The funeral mass was Saturday at my grandpa's church, Queen of All Saints in Fraser. The building itself is a mid-century architectural travesty, but the priest is warm and friendly (and Polish) and his tribute was genuine and sincere. The six male grandchildren and my one male cousin-in-law were pallbearers. After the mass, non-active military personnel performed a ceremony outside of the church that involved rifle volleys and a performance of Taps. This was not the official military funeral ordered through the U.S. Government--that will occur later, at Great Lakes National Cemetery, probably in the spring.

In the afternoon, my mom and my siblings decided to drive by the houses where my grandpa had lived. According to his birth certificate, he was born at 6324 Chene Street in Detroit on April 13, 1922. Unfortunately, the street grid doesn't even exist at this location, and it's now part of a parking lot for GM's Poletown assembly plant. You know, the one Coleman Young wanted to build to get revenge on whitey.

My great-grandparents did not live at that address long. They had immigrated from Poland in 1913 and originally lived on the east coast for a few years and moving to Detroit only right before my grandpa was born. The 1923 directory shows the family living at 3925 Oliver in Hamtramck, where they stayed until the early 1930s.

3925 Oliver, Hamtramck

Although this area is very poor now, all of the houses appeared intact and occupied, and a lot of Bengladeshi children were playing on the sidewalk.

From that house my grandpa's family moved to 8219 Georgia. When my grandparents were married, they lived in the upstairs of this house while my great-grandparents lived on the first floor.

8219 Georgia, Detroit

The neighborhood has been destroyed. This house is one of the few left on its block.

Grandpa (far left) sitting on the porch of this house with
my grandmother, Rosalie (Waldowski) Bonkowski, and his parents,
Julia (Stankiewicz) Bonkowski and John Julian Bonkowski.

My grandparents remained on Georgia Street until around the time my mother was born, when they moved to 19941 Hickory. They were only the second owners of that home.

19941 Hickory, Detroit

Finally, in 1989, my grandparents made the wise decision to move to the suburbs. They moved to a condo in Roseville where they spent the rest of their lives. It's amazing to see that he nurtured the hell out of the lawn on Hickory to the point that it's still the greenest on the block twenthy-three years after he moved. I'm glad to see that my grandparents' home is well-maintained, but the neighborhood is not stable. The Marinellis' former house next door is boarded up.

Great write-up. I am sure you always pondered what I have - what it is like to grow up in this great city, be part of the boom, and then see it suddenly go to a warzone, the devastation so bad, it was like a hurriance came thru.

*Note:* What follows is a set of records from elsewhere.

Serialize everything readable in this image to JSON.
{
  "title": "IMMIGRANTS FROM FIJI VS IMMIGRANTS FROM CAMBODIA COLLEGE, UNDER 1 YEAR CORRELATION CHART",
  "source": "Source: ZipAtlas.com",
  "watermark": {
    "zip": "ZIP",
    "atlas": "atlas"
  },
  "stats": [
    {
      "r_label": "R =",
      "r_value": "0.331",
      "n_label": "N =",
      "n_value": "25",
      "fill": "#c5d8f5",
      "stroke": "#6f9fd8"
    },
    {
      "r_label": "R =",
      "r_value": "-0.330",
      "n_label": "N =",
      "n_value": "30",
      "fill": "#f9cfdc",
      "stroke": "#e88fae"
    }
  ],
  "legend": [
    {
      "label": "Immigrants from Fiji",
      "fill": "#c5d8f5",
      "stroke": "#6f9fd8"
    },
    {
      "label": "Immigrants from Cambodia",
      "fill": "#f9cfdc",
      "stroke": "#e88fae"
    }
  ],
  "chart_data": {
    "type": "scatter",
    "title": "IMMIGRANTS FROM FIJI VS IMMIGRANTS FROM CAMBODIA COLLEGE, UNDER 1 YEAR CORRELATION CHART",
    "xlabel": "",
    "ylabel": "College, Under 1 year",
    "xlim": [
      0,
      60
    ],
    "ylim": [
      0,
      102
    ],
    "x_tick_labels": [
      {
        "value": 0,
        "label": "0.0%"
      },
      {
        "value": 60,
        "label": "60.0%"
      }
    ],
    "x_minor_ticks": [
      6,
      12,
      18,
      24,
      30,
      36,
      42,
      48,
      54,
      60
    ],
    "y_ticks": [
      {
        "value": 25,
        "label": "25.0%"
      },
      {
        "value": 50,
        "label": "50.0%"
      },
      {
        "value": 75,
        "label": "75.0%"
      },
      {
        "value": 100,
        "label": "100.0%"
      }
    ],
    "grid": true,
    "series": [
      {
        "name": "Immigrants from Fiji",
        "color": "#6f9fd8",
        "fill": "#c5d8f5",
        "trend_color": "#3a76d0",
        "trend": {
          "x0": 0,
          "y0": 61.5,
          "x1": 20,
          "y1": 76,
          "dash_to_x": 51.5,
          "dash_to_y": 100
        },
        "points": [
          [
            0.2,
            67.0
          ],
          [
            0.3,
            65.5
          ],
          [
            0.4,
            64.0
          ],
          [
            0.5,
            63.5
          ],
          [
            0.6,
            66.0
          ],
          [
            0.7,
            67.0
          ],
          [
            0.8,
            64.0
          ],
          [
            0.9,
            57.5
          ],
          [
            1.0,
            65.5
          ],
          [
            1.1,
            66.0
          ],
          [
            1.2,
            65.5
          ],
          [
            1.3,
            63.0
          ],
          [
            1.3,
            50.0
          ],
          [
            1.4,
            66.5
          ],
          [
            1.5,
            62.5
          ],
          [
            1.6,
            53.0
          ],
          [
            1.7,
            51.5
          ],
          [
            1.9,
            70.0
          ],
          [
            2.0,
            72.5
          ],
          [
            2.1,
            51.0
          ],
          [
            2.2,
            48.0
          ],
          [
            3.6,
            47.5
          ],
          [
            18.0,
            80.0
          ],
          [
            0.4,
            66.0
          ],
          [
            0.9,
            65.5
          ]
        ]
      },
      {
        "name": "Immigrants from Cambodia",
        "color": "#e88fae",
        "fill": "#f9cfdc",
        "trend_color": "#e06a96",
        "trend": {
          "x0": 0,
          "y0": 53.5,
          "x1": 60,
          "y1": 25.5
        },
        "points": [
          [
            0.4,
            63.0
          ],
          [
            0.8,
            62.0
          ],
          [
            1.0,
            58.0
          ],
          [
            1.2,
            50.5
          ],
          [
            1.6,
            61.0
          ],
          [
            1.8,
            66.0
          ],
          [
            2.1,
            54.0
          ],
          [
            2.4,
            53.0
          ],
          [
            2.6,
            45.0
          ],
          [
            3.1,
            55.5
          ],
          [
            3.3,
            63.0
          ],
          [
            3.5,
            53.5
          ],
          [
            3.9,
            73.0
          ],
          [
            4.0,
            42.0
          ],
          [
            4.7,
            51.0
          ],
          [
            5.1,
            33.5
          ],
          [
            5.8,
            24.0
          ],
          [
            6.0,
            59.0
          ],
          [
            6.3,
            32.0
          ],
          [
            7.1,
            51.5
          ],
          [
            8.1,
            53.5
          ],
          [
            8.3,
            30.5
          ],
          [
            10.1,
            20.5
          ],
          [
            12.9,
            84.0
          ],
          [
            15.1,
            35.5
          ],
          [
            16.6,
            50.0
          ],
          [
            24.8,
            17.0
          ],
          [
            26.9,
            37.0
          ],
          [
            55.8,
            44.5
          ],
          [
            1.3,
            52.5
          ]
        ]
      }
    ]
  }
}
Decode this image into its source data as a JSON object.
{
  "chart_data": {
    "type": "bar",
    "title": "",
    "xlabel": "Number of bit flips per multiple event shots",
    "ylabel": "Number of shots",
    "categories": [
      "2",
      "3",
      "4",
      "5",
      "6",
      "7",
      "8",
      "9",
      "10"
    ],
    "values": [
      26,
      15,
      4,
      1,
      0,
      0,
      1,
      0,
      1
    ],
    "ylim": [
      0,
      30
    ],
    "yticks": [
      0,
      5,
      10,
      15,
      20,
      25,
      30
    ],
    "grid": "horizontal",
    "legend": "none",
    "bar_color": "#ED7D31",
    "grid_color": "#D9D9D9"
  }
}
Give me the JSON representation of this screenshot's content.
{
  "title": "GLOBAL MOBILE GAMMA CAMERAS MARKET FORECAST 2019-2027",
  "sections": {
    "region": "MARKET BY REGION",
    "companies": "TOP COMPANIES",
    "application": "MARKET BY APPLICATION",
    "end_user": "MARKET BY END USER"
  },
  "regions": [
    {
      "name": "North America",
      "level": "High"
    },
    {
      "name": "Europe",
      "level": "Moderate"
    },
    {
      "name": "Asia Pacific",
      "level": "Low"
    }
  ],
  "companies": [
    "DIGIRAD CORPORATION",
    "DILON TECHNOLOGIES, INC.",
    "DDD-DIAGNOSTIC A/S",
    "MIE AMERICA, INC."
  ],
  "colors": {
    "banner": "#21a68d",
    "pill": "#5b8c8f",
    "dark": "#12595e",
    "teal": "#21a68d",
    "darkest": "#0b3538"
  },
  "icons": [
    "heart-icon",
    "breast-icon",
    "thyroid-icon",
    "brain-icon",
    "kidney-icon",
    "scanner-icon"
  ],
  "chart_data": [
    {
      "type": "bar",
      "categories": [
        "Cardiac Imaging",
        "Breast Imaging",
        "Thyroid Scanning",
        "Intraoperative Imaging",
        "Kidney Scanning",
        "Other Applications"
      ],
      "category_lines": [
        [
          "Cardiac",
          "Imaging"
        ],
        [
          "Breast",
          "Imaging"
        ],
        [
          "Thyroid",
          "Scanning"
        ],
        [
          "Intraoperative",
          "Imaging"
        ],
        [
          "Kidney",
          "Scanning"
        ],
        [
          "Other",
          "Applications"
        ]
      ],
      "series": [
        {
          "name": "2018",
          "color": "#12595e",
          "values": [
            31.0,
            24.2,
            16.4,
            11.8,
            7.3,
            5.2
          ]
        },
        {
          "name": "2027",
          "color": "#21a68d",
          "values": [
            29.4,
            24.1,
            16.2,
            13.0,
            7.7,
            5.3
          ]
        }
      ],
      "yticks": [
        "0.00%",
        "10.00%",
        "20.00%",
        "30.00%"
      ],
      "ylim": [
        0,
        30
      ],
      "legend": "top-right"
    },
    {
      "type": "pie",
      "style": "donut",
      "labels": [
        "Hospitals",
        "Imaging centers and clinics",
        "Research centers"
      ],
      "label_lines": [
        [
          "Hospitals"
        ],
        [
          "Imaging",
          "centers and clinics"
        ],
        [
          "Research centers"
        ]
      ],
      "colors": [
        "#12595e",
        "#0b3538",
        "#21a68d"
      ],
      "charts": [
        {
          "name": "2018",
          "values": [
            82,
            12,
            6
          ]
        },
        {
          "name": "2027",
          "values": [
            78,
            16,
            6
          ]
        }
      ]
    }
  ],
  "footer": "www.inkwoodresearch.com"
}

Also, you weren't kidding about the travesty on the church architecture - thought you just didn't like mid-century architecture, but wow, that thing looks to be a box with a skylight, low ceilings, etc.

It must be inexpressibly horrifying to actually have lived in and seen a city like this at its highest point and to see it almost completely destroyed. But my grandpa once said how lucky he felt to have been able to see the city at its best.

I don't even think that the skylight in that church is real. I'm pretty sure it's just a recess illuminated by fluorescent lights. Maybe it used to be real, and then leaked and had to be covered up. Not only are those ceilings low, but they are drop ceilings. I don't see how this environment is supposed to reflect the feelings one gets when contemplating the mysteriousness and grandeur of the creator of the universe. Also the bells are pre-recorded. I'm actually okay with some mid-century architecture, but this is just depressing.